12-11-2009
zmień rozmiar tekstu
A+ A-
Na przestrzeni ostatnich lat posiadanie prawa jazdy przestało być traktowane jako dodatkowy atut. Rozwój cywilizacyjny doprowadził do sytuacji, w której niewielka, plastikowa karta to standardowe wyposażenie każdego portfela pełnoletniej osoby.
Bezpowrotnie minęły czasy, w których jedyną szansą na wymarzonego Fiata 126p było szczęście (często poparte znajomościami) przy zapisach i cierpliwość w dalszym oczekiwaniu. Samochód nie jest już nieosiągalnym dobrem czy luksusem, na który stać niewielu. To raczej podstawowe narzędzie pracy, dlatego pytaniem nie jest już czy robić prawo jazdy, ale gdzie i kiedy.

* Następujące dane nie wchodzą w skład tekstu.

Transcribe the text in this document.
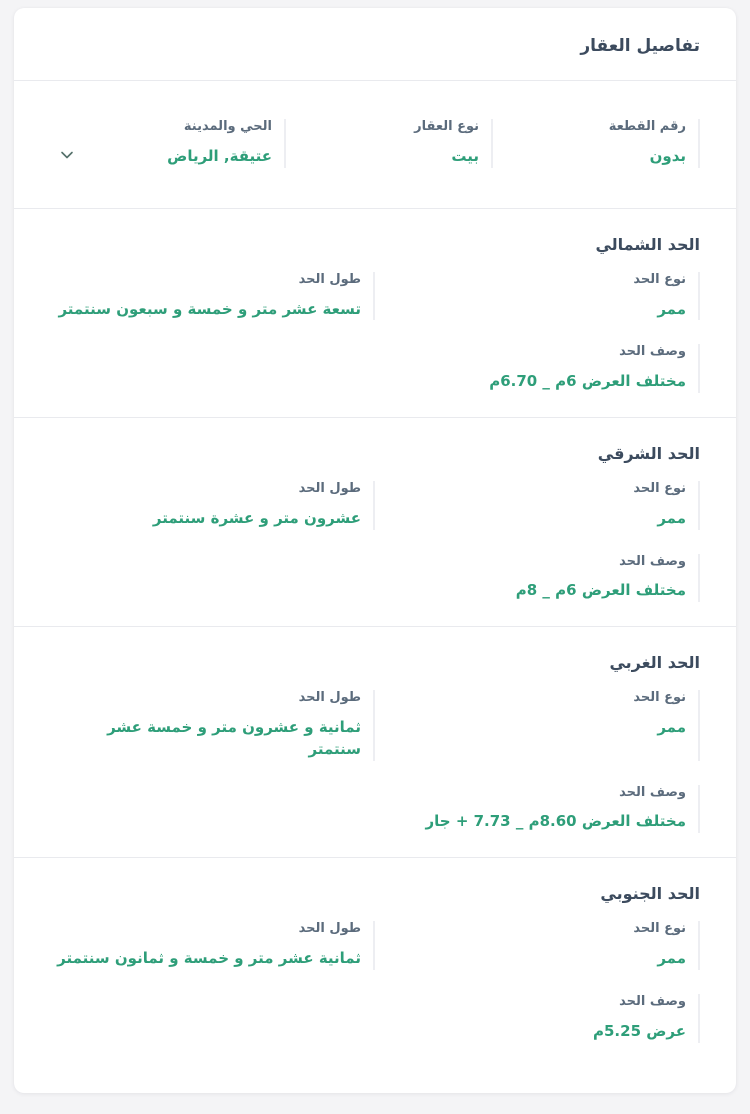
تفاصيل العقار
رقم القطعة
بدون
نوع العقار
بيت
الحي والمدينة
عتيقة, الرياض
الحد الشمالي
نوع الحد
ممر
طول الحد
تسعة عشر متر و خمسة و سبعون سنتمتر
وصف الحد
مختلف العرض 6م _ 6.70م
الحد الشرقي
نوع الحد
ممر
طول الحد
عشرون متر و عشرة سنتمتر
وصف الحد
مختلف العرض 6م _ 8م
الحد الغربي
نوع الحد
ممر
طول الحد
ثمانية و عشرون متر و خمسة عشر سنتمتر
وصف الحد
مختلف العرض 8.60م _ 7.73 + جار
الحد الجنوبي
نوع الحد
ممر
طول الحد
ثمانية عشر متر و خمسة و ثمانون سنتمتر
وصف الحد
عرض 5.25م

Według Andrzeja Świsulskiego, współwłaściciela i instruktora wrocławskiej szkoły jazdy KURSANT, najlepszym czasem na robienie kursu jazdy jest zima. Powód jest prosty - prowadzenie samochodu latem nie sprawi najmniejszych trudności, jeśli nauczymy jeździć się w ekstremalnych warunkach.

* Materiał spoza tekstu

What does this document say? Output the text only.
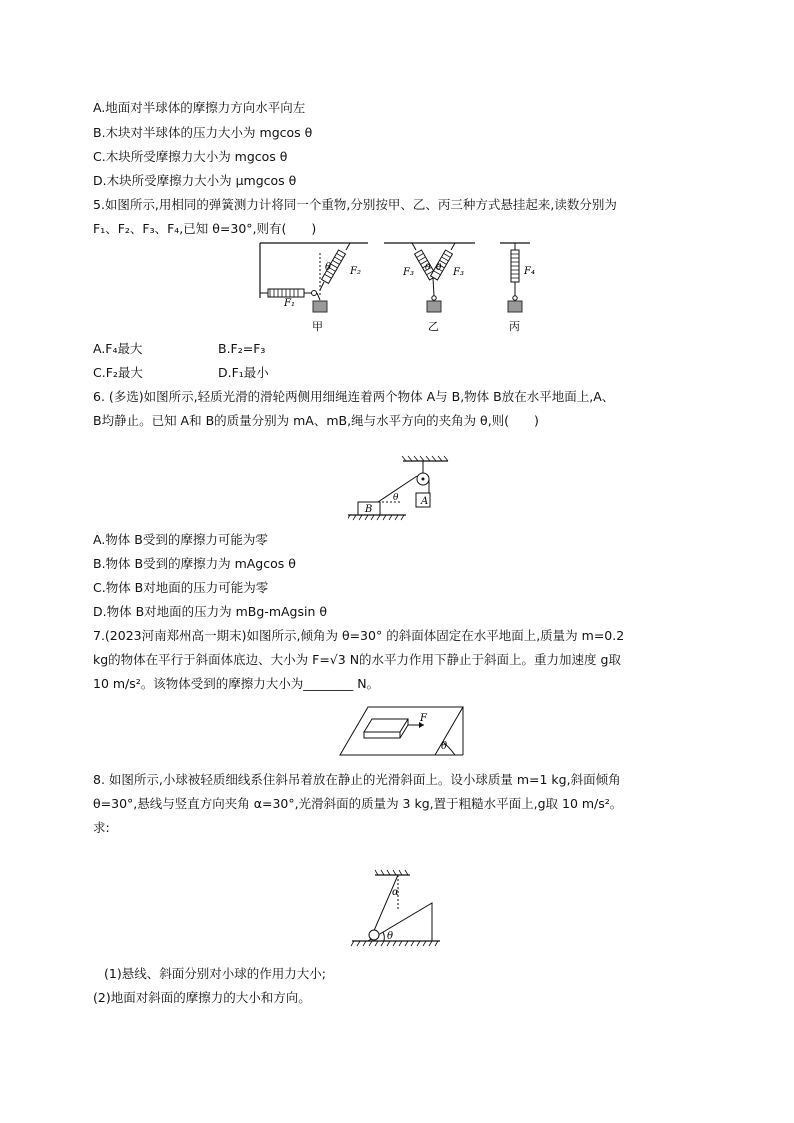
A.地面对半球体的摩擦力方向水平向左
B.木块对半球体的压力大小为 mgcos θ
C.木块所受摩擦力大小为 mgcos θ
D.木块所受摩擦力大小为 μmgcos θ
5.如图所示,用相同的弹簧测力计将同一个重物,分别按甲、乙、丙三种方式悬挂起来,读数分别为
F₁、F₂、F₃、F₄,已知 θ=30°,则有(　　)
θ
F₁
F₂
甲
F₃	F₃
θ θ
乙
F₄
丙
A.F₄最大	B.F₂=F₃
C.F₂最大	D.F₁最小
6. (多选)如图所示,轻质光滑的滑轮两侧用细绳连着两个物体 A与 B,物体 B放在水平地面上,A、
B均静止。已知 A和 B的质量分别为 mA、mB,绳与水平方向的夹角为 θ,则(　　)
A
B
θ
A.物体 B受到的摩擦力可能为零
B.物体 B受到的摩擦力为 mAgcos θ
C.物体 B对地面的压力可能为零
D.物体 B对地面的压力为 mBg-mAgsin θ
7.(2023河南郑州高一期末)如图所示,倾角为 θ=30° 的斜面体固定在水平地面上,质量为 m=0.2
kg的物体在平行于斜面体底边、大小为 F=√3 N的水平力作用下静止于斜面上。重力加速度 g取
10 m/s²。该物体受到的摩擦力大小为________ N。
F
θ
8. 如图所示,小球被轻质细线系住斜吊着放在静止的光滑斜面上。设小球质量 m=1 kg,斜面倾角
θ=30°,悬线与竖直方向夹角 α=30°,光滑斜面的质量为 3 kg,置于粗糙水平面上,g取 10 m/s²。
求:
α
θ
(1)悬线、斜面分别对小球的作用力大小;
(2)地面对斜面的摩擦力的大小和方向。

- W przypadku ukończenia kursu w miesiącach zimowych, gdy prowadzenie samochodu wymaga większej wprawy i koncentracji, możemy nie obawiać się o nasze umiejętności - mówi pan Andrzej.
Jak wiadomo, zimą warunki drogowe są zazwyczaj trudniejsze, jest ślisko lub pada deszcz. Niedoświadczony kierowca bardzo łatwo może wpaść w poślizg, a przecież nauka jazdy służy po to, aby faktycznie nauczyć kursanta bezpiecznego prowadzenia samochodu - w każdych warunkach. Jeżdżąc autem zimą przeważnie mamy problemy z przyspieszaniem, hamowaniem, poślizgami czy wyjechaniem z koleiny, a trudno oczekiwać od początkującego posiadacza prawa jazdy, że będzie automatycznie wiedział, w jaki sposób powinien się zachować w takich sytuacjach, jak opanować samochód.
- Radziłbym również osobom, które wiele lat nie prowadziły samochodu, aby wykupić przed nadejściem zimy jazdy z instruktorem, który doradzi i podpowie, jak zachować się na drodze, gdy warunki nie są komfortowe - dodaje Andrzej Świsulski.